2. 전체 토큰 수(Vocab Size), 이진 분류가 아니므로 ouput_size를 다양하게 시도
 - 전체 토큰 개수: 일반화에 좋음
 - 라벨 토큰 개수: 태스크가 분명한 경우

3. 어디 토큰을 사용할 것인가?
 - [CLS] : x[:, 0] -> 문장 전체 의미를 요약
 - 평균, 최대 등 등
 - 문장 끝
 - 버트는 cls가 좋다고 하지만... 우리가 요하는건 뒤에만 보면 충분하지않을까?!

4. 추가 전략: 중간 방식
 - 자주 등장하는 라벨(상위 N개)만 output_size로 설정

5. 최적화 기법
 - 드롭아웃
 - 가중치 공유 (난 입력과 출력 사이즈가 다르므로 안씀)

In [76]:
class TextEndPredictor(nn.Module):
  def __init__(self, vocab_size, d_model, n_layers, dff, output_size, dropout_rate):
    super().__init__()

    self.vocab_size = vocab_size
    self.d_model = d_model
    self.n_layers = n_layers
    self.dff = dff


    self.embedding = nn.Embedding(vocab_size, d_model)
    self.pos_encoding = nn.parameter.Parameter(positional_encoding(max_len, d_model), requires_grad=False)
    self.layers = nn.ModuleList([TransformerLayer(d_model, d_model, dff) for _ in range(n_layers)])

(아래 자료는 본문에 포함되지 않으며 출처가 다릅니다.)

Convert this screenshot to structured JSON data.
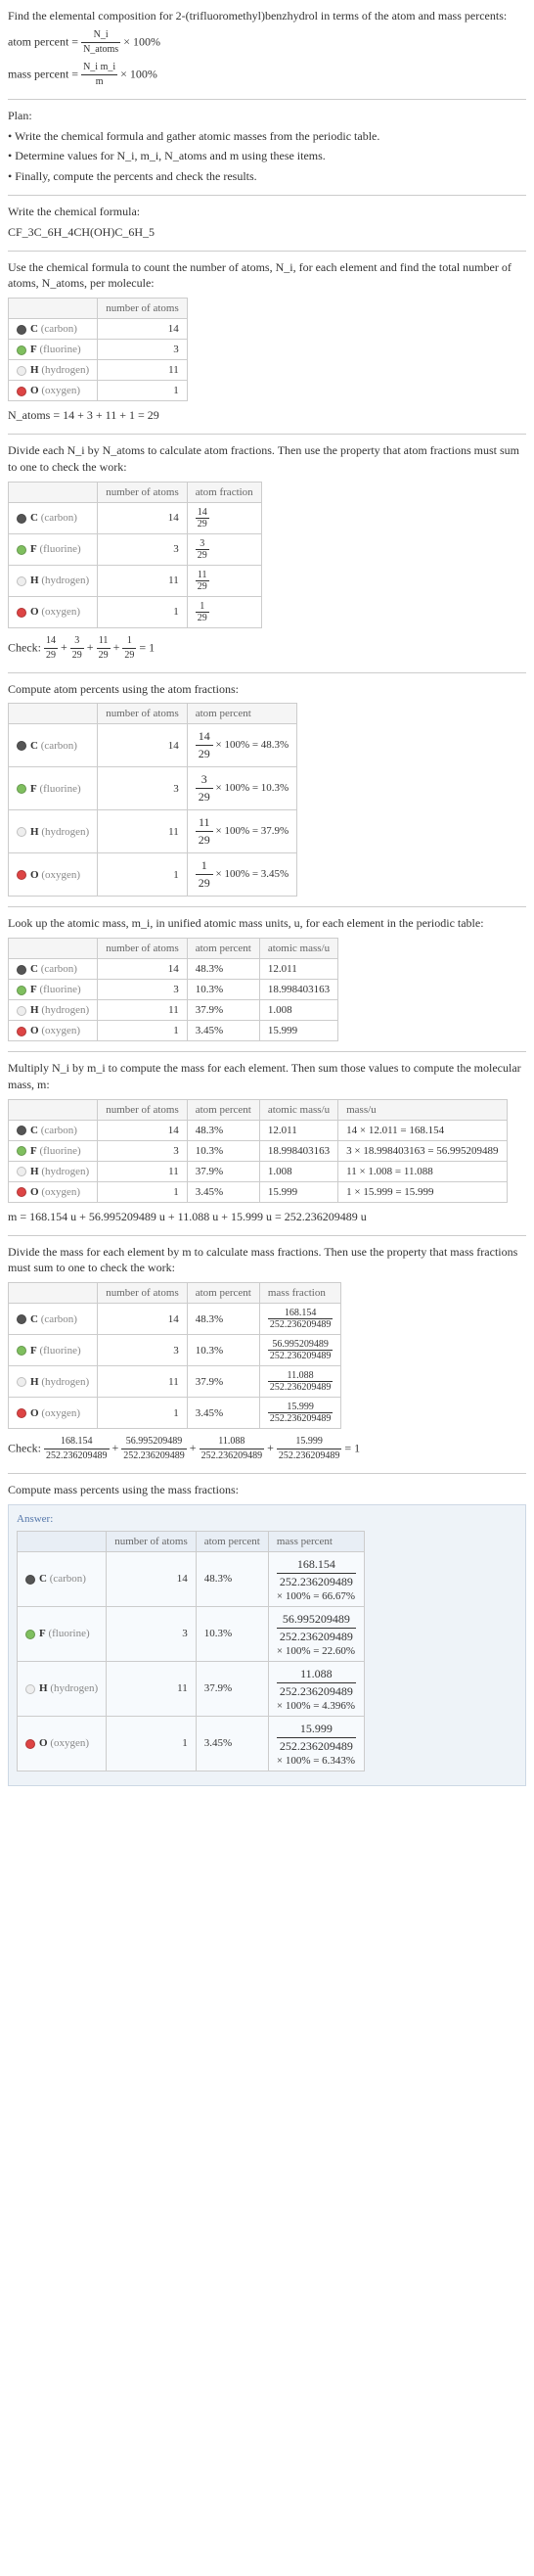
{
  "intro": {
    "line1": "Find the elemental composition for 2-(trifluoromethyl)benzhydrol in terms of the atom and mass percents:",
    "atom_eq_lhs": "atom percent =",
    "atom_eq_num": "N_i",
    "atom_eq_den": "N_atoms",
    "times100": "× 100%",
    "mass_eq_lhs": "mass percent =",
    "mass_eq_num": "N_i m_i",
    "mass_eq_den": "m"
  },
  "plan": {
    "title": "Plan:",
    "b1": "• Write the chemical formula and gather atomic masses from the periodic table.",
    "b2": "• Determine values for N_i, m_i, N_atoms and m using these items.",
    "b3": "• Finally, compute the percents and check the results."
  },
  "chem_formula": {
    "title": "Write the chemical formula:",
    "formula": "CF_3C_6H_4CH(OH)C_6H_5"
  },
  "count_atoms": {
    "title": "Use the chemical formula to count the number of atoms, N_i, for each element and find the total number of atoms, N_atoms, per molecule:",
    "headers": [
      "",
      "number of atoms"
    ],
    "rows": [
      {
        "dot": "dot-c",
        "sym": "C",
        "name": "(carbon)",
        "n": "14"
      },
      {
        "dot": "dot-f",
        "sym": "F",
        "name": "(fluorine)",
        "n": "3"
      },
      {
        "dot": "dot-h",
        "sym": "H",
        "name": "(hydrogen)",
        "n": "11"
      },
      {
        "dot": "dot-o",
        "sym": "O",
        "name": "(oxygen)",
        "n": "1"
      }
    ],
    "sum": "N_atoms = 14 + 3 + 11 + 1 = 29"
  },
  "atom_fractions": {
    "title": "Divide each N_i by N_atoms to calculate atom fractions. Then use the property that atom fractions must sum to one to check the work:",
    "headers": [
      "",
      "number of atoms",
      "atom fraction"
    ],
    "rows": [
      {
        "dot": "dot-c",
        "sym": "C",
        "name": "(carbon)",
        "n": "14",
        "fnum": "14",
        "fden": "29"
      },
      {
        "dot": "dot-f",
        "sym": "F",
        "name": "(fluorine)",
        "n": "3",
        "fnum": "3",
        "fden": "29"
      },
      {
        "dot": "dot-h",
        "sym": "H",
        "name": "(hydrogen)",
        "n": "11",
        "fnum": "11",
        "fden": "29"
      },
      {
        "dot": "dot-o",
        "sym": "O",
        "name": "(oxygen)",
        "n": "1",
        "fnum": "1",
        "fden": "29"
      }
    ],
    "check_prefix": "Check:",
    "check_eq": " + ",
    "check_eqend": " = 1"
  },
  "atom_percents": {
    "title": "Compute atom percents using the atom fractions:",
    "headers": [
      "",
      "number of atoms",
      "atom percent"
    ],
    "rows": [
      {
        "dot": "dot-c",
        "sym": "C",
        "name": "(carbon)",
        "n": "14",
        "fnum": "14",
        "fden": "29",
        "pct": "× 100% = 48.3%"
      },
      {
        "dot": "dot-f",
        "sym": "F",
        "name": "(fluorine)",
        "n": "3",
        "fnum": "3",
        "fden": "29",
        "pct": "× 100% = 10.3%"
      },
      {
        "dot": "dot-h",
        "sym": "H",
        "name": "(hydrogen)",
        "n": "11",
        "fnum": "11",
        "fden": "29",
        "pct": "× 100% = 37.9%"
      },
      {
        "dot": "dot-o",
        "sym": "O",
        "name": "(oxygen)",
        "n": "1",
        "fnum": "1",
        "fden": "29",
        "pct": "× 100% = 3.45%"
      }
    ]
  },
  "atomic_mass": {
    "title": "Look up the atomic mass, m_i, in unified atomic mass units, u, for each element in the periodic table:",
    "headers": [
      "",
      "number of atoms",
      "atom percent",
      "atomic mass/u"
    ],
    "rows": [
      {
        "dot": "dot-c",
        "sym": "C",
        "name": "(carbon)",
        "n": "14",
        "pct": "48.3%",
        "mass": "12.011"
      },
      {
        "dot": "dot-f",
        "sym": "F",
        "name": "(fluorine)",
        "n": "3",
        "pct": "10.3%",
        "mass": "18.998403163"
      },
      {
        "dot": "dot-h",
        "sym": "H",
        "name": "(hydrogen)",
        "n": "11",
        "pct": "37.9%",
        "mass": "1.008"
      },
      {
        "dot": "dot-o",
        "sym": "O",
        "name": "(oxygen)",
        "n": "1",
        "pct": "3.45%",
        "mass": "15.999"
      }
    ]
  },
  "molecular_mass": {
    "title": "Multiply N_i by m_i to compute the mass for each element. Then sum those values to compute the molecular mass, m:",
    "headers": [
      "",
      "number of atoms",
      "atom percent",
      "atomic mass/u",
      "mass/u"
    ],
    "rows": [
      {
        "dot": "dot-c",
        "sym": "C",
        "name": "(carbon)",
        "n": "14",
        "pct": "48.3%",
        "mass": "12.011",
        "calc": "14 × 12.011 = 168.154"
      },
      {
        "dot": "dot-f",
        "sym": "F",
        "name": "(fluorine)",
        "n": "3",
        "pct": "10.3%",
        "mass": "18.998403163",
        "calc": "3 × 18.998403163 = 56.995209489"
      },
      {
        "dot": "dot-h",
        "sym": "H",
        "name": "(hydrogen)",
        "n": "11",
        "pct": "37.9%",
        "mass": "1.008",
        "calc": "11 × 1.008 = 11.088"
      },
      {
        "dot": "dot-o",
        "sym": "O",
        "name": "(oxygen)",
        "n": "1",
        "pct": "3.45%",
        "mass": "15.999",
        "calc": "1 × 15.999 = 15.999"
      }
    ],
    "sum": "m = 168.154 u + 56.995209489 u + 11.088 u + 15.999 u = 252.236209489 u"
  },
  "mass_fractions": {
    "title": "Divide the mass for each element by m to calculate mass fractions. Then use the property that mass fractions must sum to one to check the work:",
    "headers": [
      "",
      "number of atoms",
      "atom percent",
      "mass fraction"
    ],
    "rows": [
      {
        "dot": "dot-c",
        "sym": "C",
        "name": "(carbon)",
        "n": "14",
        "pct": "48.3%",
        "fnum": "168.154",
        "fden": "252.236209489"
      },
      {
        "dot": "dot-f",
        "sym": "F",
        "name": "(fluorine)",
        "n": "3",
        "pct": "10.3%",
        "fnum": "56.995209489",
        "fden": "252.236209489"
      },
      {
        "dot": "dot-h",
        "sym": "H",
        "name": "(hydrogen)",
        "n": "11",
        "pct": "37.9%",
        "fnum": "11.088",
        "fden": "252.236209489"
      },
      {
        "dot": "dot-o",
        "sym": "O",
        "name": "(oxygen)",
        "n": "1",
        "pct": "3.45%",
        "fnum": "15.999",
        "fden": "252.236209489"
      }
    ],
    "check_prefix": "Check:",
    "check_nums": [
      "168.154",
      "56.995209489",
      "11.088",
      "15.999"
    ],
    "check_den": "252.236209489",
    "check_end": " = 1"
  },
  "mass_percents_title": "Compute mass percents using the mass fractions:",
  "answer": {
    "label": "Answer:",
    "headers": [
      "",
      "number of atoms",
      "atom percent",
      "mass percent"
    ],
    "rows": [
      {
        "dot": "dot-c",
        "sym": "C",
        "name": "(carbon)",
        "n": "14",
        "pct": "48.3%",
        "fnum": "168.154",
        "fden": "252.236209489",
        "res": "× 100% = 66.67%"
      },
      {
        "dot": "dot-f",
        "sym": "F",
        "name": "(fluorine)",
        "n": "3",
        "pct": "10.3%",
        "fnum": "56.995209489",
        "fden": "252.236209489",
        "res": "× 100% = 22.60%"
      },
      {
        "dot": "dot-h",
        "sym": "H",
        "name": "(hydrogen)",
        "n": "11",
        "pct": "37.9%",
        "fnum": "11.088",
        "fden": "252.236209489",
        "res": "× 100% = 4.396%"
      },
      {
        "dot": "dot-o",
        "sym": "O",
        "name": "(oxygen)",
        "n": "1",
        "pct": "3.45%",
        "fnum": "15.999",
        "fden": "252.236209489",
        "res": "× 100% = 6.343%"
      }
    ]
  }
}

    self.dropout_rate = dropout_rate
    self.dropout = nn.Dropout(self.dropout_rate)  # 드롭아웃 레이어 추가

    # 이진 분류가 아니므로 토큰 개수로 변경
    # 라벨 토큰 개수로 바꿔봄
    self.classification = nn.Linear(d_model, output_size)
    #self.classification.weight = self.embedding.weight  # 가중치 공유
    # 써보려했으나 쉐잎이 다름 난 ouput_Size가 라벨임 그러나 임베딩은 vocab

  def forward(self, x):
    mask = (x == tokenizer.pad_token_id)
    mask = mask[:, None, :]
    seq_len = x.shape[1]

    input_idx = x
    x = self.embedding(x)
    x = x * sqrt(self.d_model)
    x = x + self.pos_encoding[:, :seq_len]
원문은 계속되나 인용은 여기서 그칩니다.